7. Vanno accolti, così e nei limiti fin qui esaminati, l'appello incidentale del MIT e, per le stesse ragioni, quello del Consorzio intimato, con conseguente correzione della sentenza del TAR sulle questioni pregiudiziali. Resta così assorbita, essendo divenuta ormai irrilevante, ogni questione sulla ritualità della notifica a mezzo posta (in data 22 ottobre 2013) del ricorso introduttivo. Restano pure assorbite le censure sul merito della controversia, stante sia l'inammissibilità in radice del ricorso di primo grado, sia l'erroneità della sentenza sul punto.

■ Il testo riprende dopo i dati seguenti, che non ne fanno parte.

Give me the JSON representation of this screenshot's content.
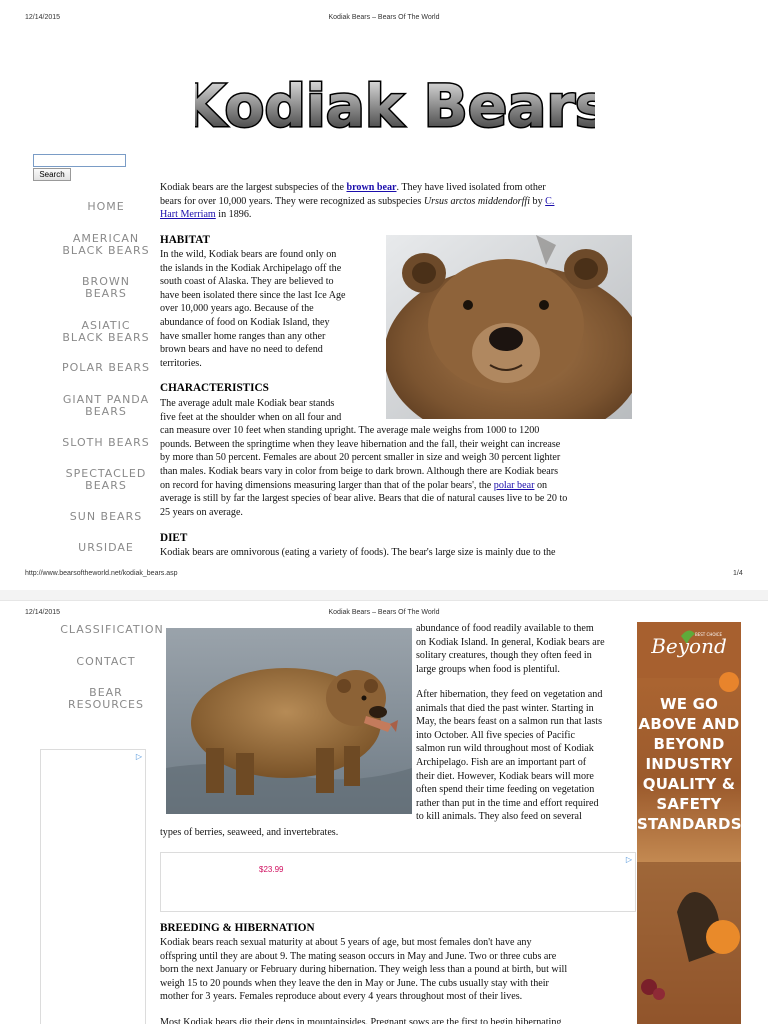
{
  "print_header": {
    "date": "12/14/2015",
    "title": "Kodiak Bears – Bears Of The World"
  },
  "print_footer": {
    "url": "http://www.bearsoftheworld.net/kodiak_bears.asp",
    "page": "1/4"
  },
  "logo_text": "Kodiak Bears",
  "search": {
    "button_label": "Search"
  },
  "nav": {
    "home": "HOME",
    "american_black_bears": [
      "AMERICAN",
      "BLACK BEARS"
    ],
    "brown_bears": [
      "BROWN",
      "BEARS"
    ],
    "asiatic_black_bears": [
      "ASIATIC",
      "BLACK BEARS"
    ],
    "polar_bears": "POLAR BEARS",
    "giant_panda_bears": [
      "GIANT PANDA",
      "BEARS"
    ],
    "sloth_bears": "SLOTH BEARS",
    "spectacled_bears": [
      "SPECTACLED",
      "BEARS"
    ],
    "sun_bears": "SUN BEARS",
    "ursidae": "URSIDAE",
    "classification": "CLASSIFICATION",
    "contact": "CONTACT",
    "bear_resources": [
      "BEAR",
      "RESOURCES"
    ]
  },
  "intro": {
    "l1a": "Kodiak bears are the largest subspecies of the ",
    "l1link": "brown bear",
    "l1b": ". They have lived isolated from other",
    "l2a": "bears for over 10,000 years. They were recognized as subspecies ",
    "l2i": "Ursus arctos middendorffi",
    "l2b": " by ",
    "l2link": "C.",
    "l3link": "Hart Merriam",
    "l3b": " in 1896."
  },
  "habitat": {
    "heading": "HABITAT",
    "lines": [
      "In the wild, Kodiak bears are found only on",
      "the islands in the Kodiak Archipelago off the",
      "south coast of Alaska. They are believed to",
      "have been isolated there since the last Ice Age",
      "over 10,000 years ago. Because of the",
      "abundance of food on Kodiak Island, they",
      "have smaller home ranges than any other",
      "brown bears and have no need to defend",
      "territories."
    ]
  },
  "characteristics": {
    "heading": "CHARACTERISTICS",
    "lines": [
      "The average adult male Kodiak bear stands",
      "five feet at the shoulder when on all four and",
      "can measure over 10 feet when standing upright. The average male weighs from 1000 to 1200",
      "pounds. Between the springtime when they leave hibernation and the fall, their weight can increase",
      "by more than 50 percent. Females are about 20 percent smaller in size and weigh 30 percent lighter",
      "than males. Kodiak bears vary in color from beige to dark brown. Although there are Kodiak bears",
      "on record for having dimensions measuring larger than that of the polar bears', the "
    ],
    "link": "polar bear",
    "after_link": " on",
    "tail_lines": [
      "average is still by far the largest species of bear alive. Bears that die of natural causes live to be 20 to",
      "25 years on average."
    ]
  },
  "diet": {
    "heading": "DIET",
    "line1": "Kodiak bears are omnivorous (eating a variety of foods). The bear's large size is mainly due to the",
    "right_lines": [
      "abundance of food readily available to them",
      "on Kodiak Island. In general, Kodiak bears are",
      "solitary creatures, though they often feed in",
      "large groups when food is plentiful."
    ],
    "p2_lines": [
      "After hibernation, they feed on vegetation and",
      "animals that died the past winter. Starting in",
      "May, the bears feast on a salmon run that lasts",
      "into October. All five species of Pacific",
      "salmon run wild throughout most of Kodiak",
      "Archipelago. Fish are an important part of",
      "their diet. However, Kodiak bears will more",
      "often spend their time feeding on vegetation",
      "rather than put in the time and effort required",
      "to kill animals. They also feed on several"
    ],
    "last_line": "types of berries, seaweed, and invertebrates."
  },
  "ad_inline": {
    "price": "$23.99",
    "marker": "▷"
  },
  "ad_side": {
    "marker": "▷"
  },
  "ad_right": {
    "tag": "BEST CHOICE",
    "brand": "Beyond",
    "lines": [
      "WE GO",
      "ABOVE AND",
      "BEYOND",
      "INDUSTRY",
      "QUALITY &",
      "SAFETY",
      "STANDARDS."
    ]
  },
  "breeding": {
    "heading": "BREEDING & HIBERNATION",
    "lines": [
      "Kodiak bears reach sexual maturity at about 5 years of age, but most females don't have any",
      "offspring until they are about 9. The mating season occurs in May and June. Two or three cubs are",
      "born the next January or February during hibernation. They weigh less than a pound at birth, but will",
      "weigh 15 to 20 pounds when they leave the den in May or June. The cubs usually stay with their",
      "mother for 3 years. Females reproduce about every 4 years throughout most of their lives."
    ],
    "next": "Most Kodiak bears dig their dens in mountainsides. Pregnant sows are the first to begin hibernating"
  },
  "colors": {
    "link": "#1a0dab",
    "nav_text": "#8a8a8a",
    "ad_price": "#d01060"
  }
}
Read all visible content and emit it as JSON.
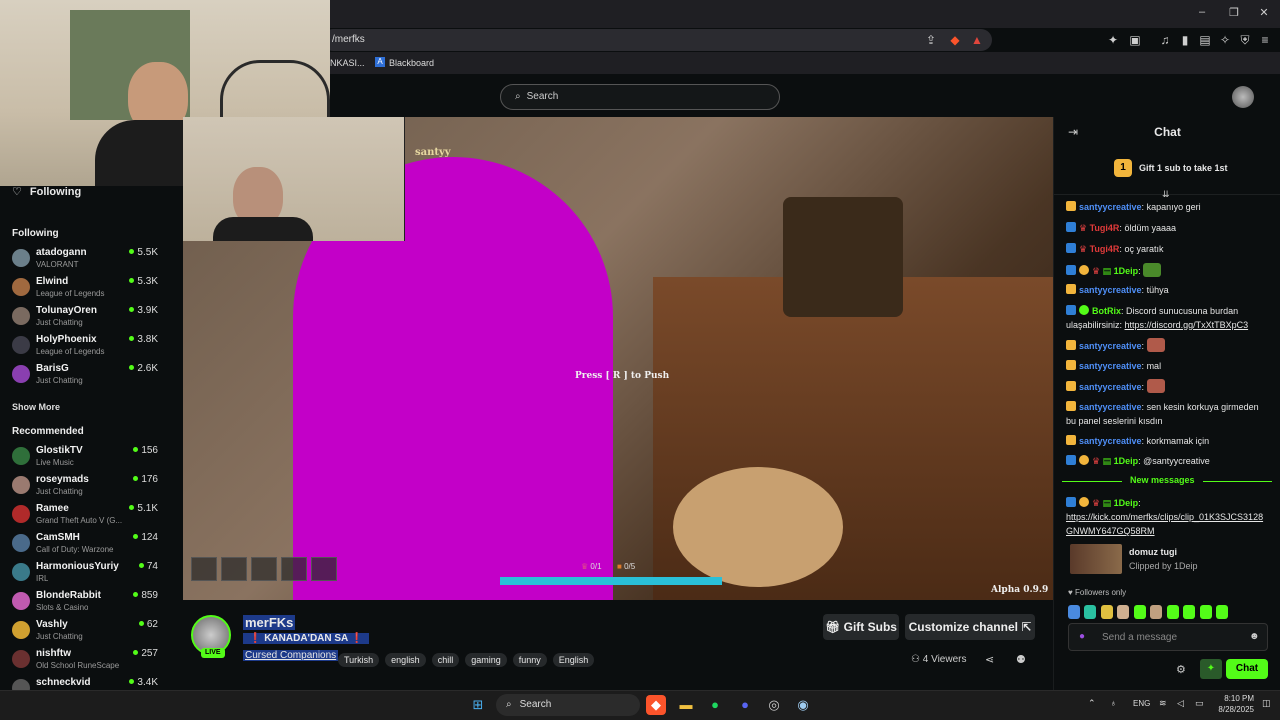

La novità della questione e giusti motivi suggeriscono la compensazione integrale, tra tutte le parti, delle spese del presente giudizio.
P.Q.M.
Il Consiglio di Stato in sede giurisdizionale (sez. IV), definitivamente pronunciando sul ricorso n. 6675/2015 RG in epigrafe, accoglie, per quanto di ragione e nei sensi di cui in motivazione, gli appelli incidentali e dichiara improcedibile quello principale, confermando con diversa motivazione la sentenza impugnata.
Spese compensate.
Ordina che la presente sentenza sia eseguita dall'Autorità amministrativa.